After Blue

         
Bertrand Mandico's After Blue was a slight disappointment to me. The psychedelic splendor of the more successful The Wild Boys remains, but I'm not sure if Mandico's talents are suited to the mock epic demands of his heroine's journey. If you are going to play material like this straight, not something Mandico is inclined to do. characterization cannot be limited to deadpan monologues and ambivalent gestures. If, however, a burlesque is being enacted, Mandico's wheelhouse, more overt humor is needed to leaven the exposition. 
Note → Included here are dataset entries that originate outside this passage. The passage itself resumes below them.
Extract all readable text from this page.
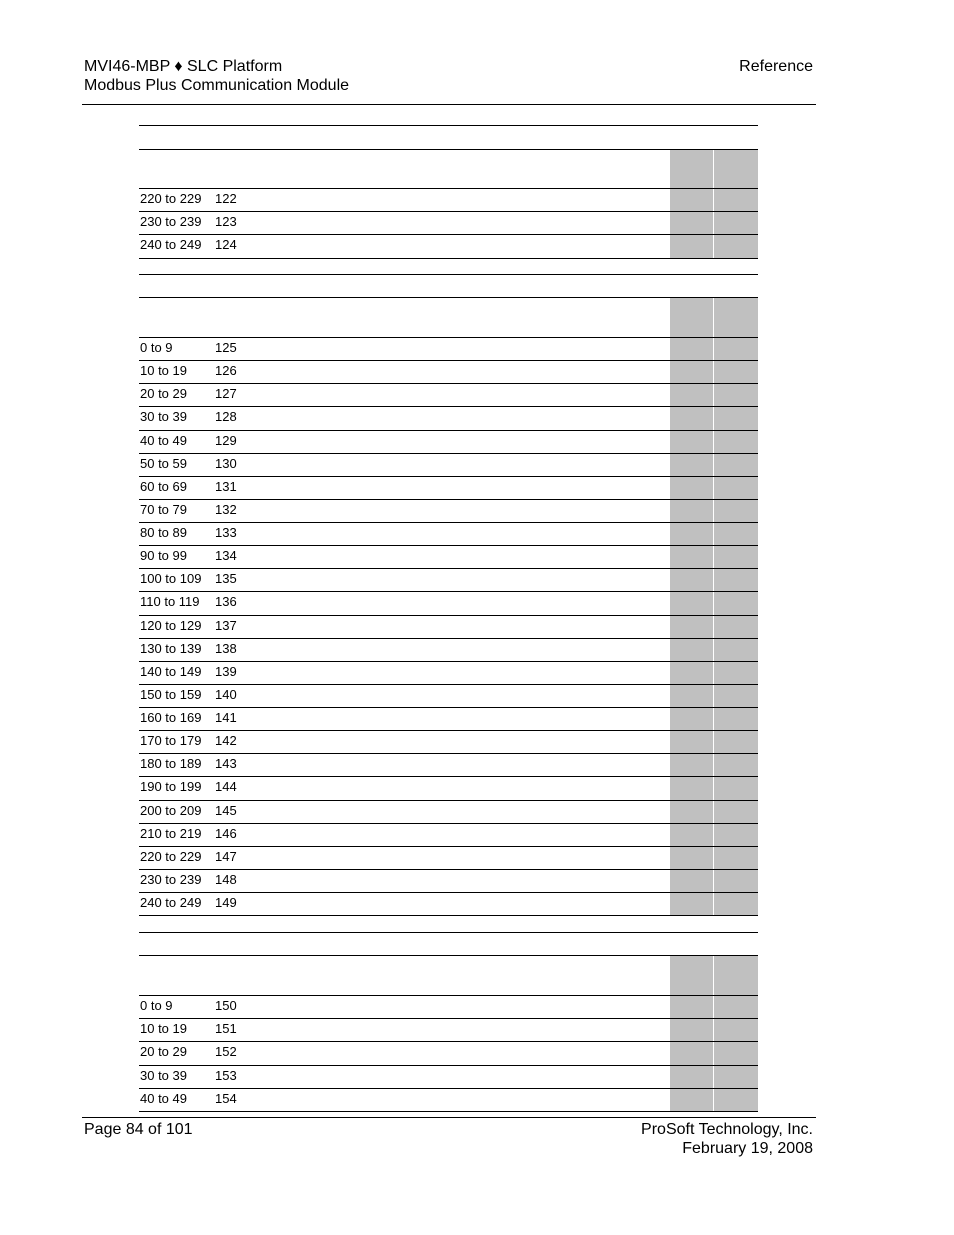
MVI46-MBP ♦ SLC Platform
Modbus Plus Communication Module
Reference
220 to 229 122
230 to 239 123
240 to 249 124
0 to 9	125
10 to 19 126
20 to 29 127
30 to 39 128
40 to 49 129
50 to 59 130
60 to 69 131
70 to 79 132
80 to 89 133
90 to 99 134
100 to 109 135
110 to 119 136
120 to 129 137
130 to 139 138
140 to 149 139
150 to 159 140
160 to 169 141
170 to 179 142
180 to 189 143
190 to 199 144
200 to 209 145
210 to 219 146
220 to 229 147
230 to 239 148
240 to 249 149
0 to 9	150
10 to 19 151
20 to 29 152
30 to 39 153
40 to 49 154
Page 84 of 101	ProSoft Technology, Inc.
February 19, 2008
After Blue does have a few chuckles, particularly the vulvic third eye. If Mandico's schizoid films were to be pigeonholed into a genre, the midnight movie one would be the most appropriate filing. Certainly, the pictures of Jodorowsky, John Waters, Lucio Fulci, and Guy Maddin seem to have left their traces in his films. However, After Blue is an almost chivalric tale of good and evil at odds with Mandico's amorphous androgyny. In Panos Cosmatos' more successful Mandy, the mise en scene is as eye catching and hazily lysergic as in After Blue, but the emblematic characters representing good and evil are so firmly etched that we feel the prick of reality amidst the dream world. The prevailing theme of After Blue is fluidity and there is much blurring of landscape, identity, and sexuality. The dream world of the film is unreal. The end effect, despite the impressive cinematographic play of light and shadow, is soporific.